Point \( (2,1) \) and \( (6,7) \) are opposite vertices of a square which is nscribed in a circle find the centre and equation of a circle

To find the center of the circle inscribing the square, we first need to find the midpoint of the segment connecting the opposite vertices \( (2,1) \) and \( (6,7) \). The midpoint \( M \) is calculated as follows: \[ M = \left( \frac{2+6}{2}, \frac{1+7}{2} \right) = \left( \frac{8}{2}, \frac{8}{2} \right) = (4, 4) \] The center of the circle is at the point \( (4, 4) \).

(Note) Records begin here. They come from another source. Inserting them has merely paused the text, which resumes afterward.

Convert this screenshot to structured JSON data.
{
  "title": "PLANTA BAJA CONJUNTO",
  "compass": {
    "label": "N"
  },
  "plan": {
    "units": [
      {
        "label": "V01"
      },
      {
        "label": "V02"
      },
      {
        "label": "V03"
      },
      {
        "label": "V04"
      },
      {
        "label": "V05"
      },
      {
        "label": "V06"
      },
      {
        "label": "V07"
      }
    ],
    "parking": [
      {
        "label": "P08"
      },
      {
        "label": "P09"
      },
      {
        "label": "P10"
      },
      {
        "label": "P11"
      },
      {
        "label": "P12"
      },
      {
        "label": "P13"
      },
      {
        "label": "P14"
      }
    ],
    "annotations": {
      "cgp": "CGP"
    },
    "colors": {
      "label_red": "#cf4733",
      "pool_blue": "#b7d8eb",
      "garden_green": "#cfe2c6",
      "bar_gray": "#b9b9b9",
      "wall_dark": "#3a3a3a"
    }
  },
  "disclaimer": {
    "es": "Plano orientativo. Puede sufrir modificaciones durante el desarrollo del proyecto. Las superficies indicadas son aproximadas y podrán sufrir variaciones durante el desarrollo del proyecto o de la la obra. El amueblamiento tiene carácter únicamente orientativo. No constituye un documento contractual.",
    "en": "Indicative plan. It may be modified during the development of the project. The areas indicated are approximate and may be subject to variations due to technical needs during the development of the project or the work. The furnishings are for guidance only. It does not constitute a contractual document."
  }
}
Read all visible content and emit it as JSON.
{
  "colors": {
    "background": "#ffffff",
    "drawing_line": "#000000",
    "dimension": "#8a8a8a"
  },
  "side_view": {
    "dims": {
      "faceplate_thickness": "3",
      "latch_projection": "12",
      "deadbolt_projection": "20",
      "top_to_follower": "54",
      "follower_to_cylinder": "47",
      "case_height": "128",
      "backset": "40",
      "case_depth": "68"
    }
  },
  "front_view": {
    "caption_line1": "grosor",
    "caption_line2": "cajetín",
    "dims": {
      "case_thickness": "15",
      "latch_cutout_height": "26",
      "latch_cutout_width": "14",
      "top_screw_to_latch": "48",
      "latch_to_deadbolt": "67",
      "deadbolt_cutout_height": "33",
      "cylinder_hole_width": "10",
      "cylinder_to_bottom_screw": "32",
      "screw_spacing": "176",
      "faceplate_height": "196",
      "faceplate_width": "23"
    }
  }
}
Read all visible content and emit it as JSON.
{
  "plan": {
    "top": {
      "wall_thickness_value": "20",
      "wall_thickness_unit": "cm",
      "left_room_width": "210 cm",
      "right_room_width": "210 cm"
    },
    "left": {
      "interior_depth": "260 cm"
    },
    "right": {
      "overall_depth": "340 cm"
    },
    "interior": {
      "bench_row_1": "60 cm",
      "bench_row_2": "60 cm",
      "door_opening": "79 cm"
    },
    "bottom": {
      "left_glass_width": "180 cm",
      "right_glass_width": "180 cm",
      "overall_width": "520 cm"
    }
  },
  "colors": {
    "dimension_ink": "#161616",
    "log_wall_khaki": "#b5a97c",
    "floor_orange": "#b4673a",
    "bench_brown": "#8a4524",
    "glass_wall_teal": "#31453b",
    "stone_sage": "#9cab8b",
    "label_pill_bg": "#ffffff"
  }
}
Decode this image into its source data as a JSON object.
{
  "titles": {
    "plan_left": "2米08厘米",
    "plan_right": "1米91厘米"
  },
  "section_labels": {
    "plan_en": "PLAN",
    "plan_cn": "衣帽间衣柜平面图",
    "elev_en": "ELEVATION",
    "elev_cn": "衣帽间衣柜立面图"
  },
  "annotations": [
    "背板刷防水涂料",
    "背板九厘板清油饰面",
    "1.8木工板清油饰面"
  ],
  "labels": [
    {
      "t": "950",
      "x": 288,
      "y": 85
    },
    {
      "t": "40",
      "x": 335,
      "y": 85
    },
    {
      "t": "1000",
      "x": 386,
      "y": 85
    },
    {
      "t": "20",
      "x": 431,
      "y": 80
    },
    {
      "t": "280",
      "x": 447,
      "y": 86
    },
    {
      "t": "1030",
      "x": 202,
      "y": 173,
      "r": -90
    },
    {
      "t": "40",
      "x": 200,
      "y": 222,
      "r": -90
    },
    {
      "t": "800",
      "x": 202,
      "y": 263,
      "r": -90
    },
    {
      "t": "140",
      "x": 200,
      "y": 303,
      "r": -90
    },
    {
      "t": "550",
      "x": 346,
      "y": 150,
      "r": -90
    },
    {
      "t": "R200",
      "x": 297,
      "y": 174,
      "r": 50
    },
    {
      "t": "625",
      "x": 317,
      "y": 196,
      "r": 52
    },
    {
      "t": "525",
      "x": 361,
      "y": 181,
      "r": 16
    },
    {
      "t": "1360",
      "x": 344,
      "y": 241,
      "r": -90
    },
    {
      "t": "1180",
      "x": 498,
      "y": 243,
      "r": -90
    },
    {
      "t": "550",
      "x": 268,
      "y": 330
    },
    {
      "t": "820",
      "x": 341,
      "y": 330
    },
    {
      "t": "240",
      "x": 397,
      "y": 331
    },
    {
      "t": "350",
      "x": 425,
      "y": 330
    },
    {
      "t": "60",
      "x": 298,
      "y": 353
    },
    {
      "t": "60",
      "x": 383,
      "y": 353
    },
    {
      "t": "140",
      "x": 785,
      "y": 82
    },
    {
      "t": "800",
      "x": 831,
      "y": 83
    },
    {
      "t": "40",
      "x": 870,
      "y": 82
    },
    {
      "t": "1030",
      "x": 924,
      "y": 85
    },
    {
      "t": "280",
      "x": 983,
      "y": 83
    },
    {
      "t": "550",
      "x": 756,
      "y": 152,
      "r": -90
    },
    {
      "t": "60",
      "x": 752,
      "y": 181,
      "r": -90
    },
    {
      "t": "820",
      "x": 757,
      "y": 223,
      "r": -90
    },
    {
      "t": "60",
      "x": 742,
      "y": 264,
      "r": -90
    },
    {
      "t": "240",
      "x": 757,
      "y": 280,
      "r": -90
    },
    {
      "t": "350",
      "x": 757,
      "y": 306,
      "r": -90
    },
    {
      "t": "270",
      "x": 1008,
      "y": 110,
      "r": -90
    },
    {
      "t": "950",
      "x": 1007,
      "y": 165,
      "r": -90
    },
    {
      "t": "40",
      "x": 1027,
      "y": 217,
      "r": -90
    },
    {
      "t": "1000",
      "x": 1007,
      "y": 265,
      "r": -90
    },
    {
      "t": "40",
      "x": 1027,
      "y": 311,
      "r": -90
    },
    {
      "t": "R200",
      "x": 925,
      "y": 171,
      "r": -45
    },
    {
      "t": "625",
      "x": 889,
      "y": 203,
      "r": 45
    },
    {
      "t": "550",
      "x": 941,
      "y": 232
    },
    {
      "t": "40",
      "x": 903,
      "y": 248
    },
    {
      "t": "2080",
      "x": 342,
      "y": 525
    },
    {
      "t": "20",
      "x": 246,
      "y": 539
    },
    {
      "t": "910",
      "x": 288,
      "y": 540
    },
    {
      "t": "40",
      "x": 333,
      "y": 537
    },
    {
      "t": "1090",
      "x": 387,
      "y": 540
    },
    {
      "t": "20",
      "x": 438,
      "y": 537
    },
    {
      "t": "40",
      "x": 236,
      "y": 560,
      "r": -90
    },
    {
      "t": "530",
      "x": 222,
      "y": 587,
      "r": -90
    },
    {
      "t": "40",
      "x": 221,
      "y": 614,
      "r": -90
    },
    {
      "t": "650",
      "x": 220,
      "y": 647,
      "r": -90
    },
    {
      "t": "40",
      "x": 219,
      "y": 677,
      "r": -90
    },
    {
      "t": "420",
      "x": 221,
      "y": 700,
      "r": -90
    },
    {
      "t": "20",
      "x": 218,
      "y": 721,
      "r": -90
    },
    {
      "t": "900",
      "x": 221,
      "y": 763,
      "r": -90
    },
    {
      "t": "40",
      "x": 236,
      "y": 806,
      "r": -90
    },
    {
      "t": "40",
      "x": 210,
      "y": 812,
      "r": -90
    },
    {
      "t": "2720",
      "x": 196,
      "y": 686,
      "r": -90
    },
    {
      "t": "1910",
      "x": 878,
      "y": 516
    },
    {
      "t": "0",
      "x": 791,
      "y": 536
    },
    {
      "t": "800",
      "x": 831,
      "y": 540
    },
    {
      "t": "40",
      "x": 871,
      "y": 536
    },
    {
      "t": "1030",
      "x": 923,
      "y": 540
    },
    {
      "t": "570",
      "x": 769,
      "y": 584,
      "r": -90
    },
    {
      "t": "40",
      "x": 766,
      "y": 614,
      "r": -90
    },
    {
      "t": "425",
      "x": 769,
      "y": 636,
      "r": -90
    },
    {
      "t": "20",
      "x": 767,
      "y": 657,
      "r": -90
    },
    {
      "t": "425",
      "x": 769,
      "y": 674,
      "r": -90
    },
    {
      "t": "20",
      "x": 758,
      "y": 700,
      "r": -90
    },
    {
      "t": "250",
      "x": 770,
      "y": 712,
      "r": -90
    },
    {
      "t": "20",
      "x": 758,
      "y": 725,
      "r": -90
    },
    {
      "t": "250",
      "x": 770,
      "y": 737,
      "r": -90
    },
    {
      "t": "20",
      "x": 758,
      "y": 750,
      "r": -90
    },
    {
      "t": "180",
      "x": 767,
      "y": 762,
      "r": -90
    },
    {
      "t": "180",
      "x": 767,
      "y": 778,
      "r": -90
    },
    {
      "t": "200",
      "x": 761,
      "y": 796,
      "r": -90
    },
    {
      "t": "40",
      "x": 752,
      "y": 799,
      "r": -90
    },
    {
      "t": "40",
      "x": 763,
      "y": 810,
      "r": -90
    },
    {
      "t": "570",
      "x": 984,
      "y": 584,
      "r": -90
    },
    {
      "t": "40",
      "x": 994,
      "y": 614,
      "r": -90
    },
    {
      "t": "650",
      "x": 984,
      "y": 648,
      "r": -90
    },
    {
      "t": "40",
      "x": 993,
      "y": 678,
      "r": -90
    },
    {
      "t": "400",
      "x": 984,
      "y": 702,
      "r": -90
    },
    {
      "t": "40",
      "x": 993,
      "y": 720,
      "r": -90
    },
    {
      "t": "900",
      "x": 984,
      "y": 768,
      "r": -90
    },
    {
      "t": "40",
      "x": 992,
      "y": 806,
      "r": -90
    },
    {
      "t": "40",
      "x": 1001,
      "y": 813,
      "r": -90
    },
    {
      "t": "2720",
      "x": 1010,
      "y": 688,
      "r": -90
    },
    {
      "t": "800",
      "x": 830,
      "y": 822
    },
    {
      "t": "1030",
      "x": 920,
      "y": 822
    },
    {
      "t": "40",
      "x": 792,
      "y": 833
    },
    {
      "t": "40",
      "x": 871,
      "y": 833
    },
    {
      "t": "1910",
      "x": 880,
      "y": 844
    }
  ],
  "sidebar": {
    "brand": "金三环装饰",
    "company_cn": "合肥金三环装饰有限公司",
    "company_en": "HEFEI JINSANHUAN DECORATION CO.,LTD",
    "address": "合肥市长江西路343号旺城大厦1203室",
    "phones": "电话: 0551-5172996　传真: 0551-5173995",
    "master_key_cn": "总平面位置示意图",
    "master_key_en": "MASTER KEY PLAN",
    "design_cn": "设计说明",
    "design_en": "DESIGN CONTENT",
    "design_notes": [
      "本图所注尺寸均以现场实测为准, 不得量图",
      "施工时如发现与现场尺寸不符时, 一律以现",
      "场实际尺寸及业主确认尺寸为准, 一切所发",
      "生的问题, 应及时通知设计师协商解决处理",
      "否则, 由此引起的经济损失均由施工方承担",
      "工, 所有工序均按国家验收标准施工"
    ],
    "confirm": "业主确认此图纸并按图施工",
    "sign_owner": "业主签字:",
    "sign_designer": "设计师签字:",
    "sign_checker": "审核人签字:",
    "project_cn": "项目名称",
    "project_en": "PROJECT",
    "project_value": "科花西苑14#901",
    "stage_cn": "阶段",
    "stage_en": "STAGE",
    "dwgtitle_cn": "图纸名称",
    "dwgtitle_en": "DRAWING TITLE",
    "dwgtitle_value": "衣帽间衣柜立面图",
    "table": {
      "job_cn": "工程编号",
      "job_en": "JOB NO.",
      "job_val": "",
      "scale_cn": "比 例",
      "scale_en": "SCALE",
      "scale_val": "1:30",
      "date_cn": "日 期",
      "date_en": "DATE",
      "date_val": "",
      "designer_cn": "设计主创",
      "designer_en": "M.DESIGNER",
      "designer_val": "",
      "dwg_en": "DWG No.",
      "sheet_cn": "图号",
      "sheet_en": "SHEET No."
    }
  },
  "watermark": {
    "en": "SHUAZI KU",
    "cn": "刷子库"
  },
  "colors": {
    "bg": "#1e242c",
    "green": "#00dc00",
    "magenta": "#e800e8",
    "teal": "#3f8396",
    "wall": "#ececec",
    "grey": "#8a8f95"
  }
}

Next, we find the distance between the two opposite vertices to determine the radius. The distance is calculated using the distance formula: \[ d = \sqrt{(6-2)^2 + (7-1)^2} = \sqrt{(4)^2 + (6)^2} = \sqrt{16 + 36} = \sqrt{52} = 2\sqrt{13} \] The distance represents the diagonal of the square, and the radius of the circle is half of the diagonal: \[ \text{Radius} = \frac{d}{2} = \frac{2\sqrt{13}}{2} = \sqrt{13} \] Finally, the equation of the circle is given by \( (x-h)^2 + (y-k)^2 = r^2 \), where \( (h,k) \) is the center and \( r \) is the radius. Thus, we have: \[ (x - 4)^2 + (y - 4)^2 = 13 \] This is the equation of the circle inscribing the square. To sum it up, the center of the circle is \( (4, 4) \) and the equation of the circle is \( (x - 4)^2 + (y - 4)^2 = 13 \).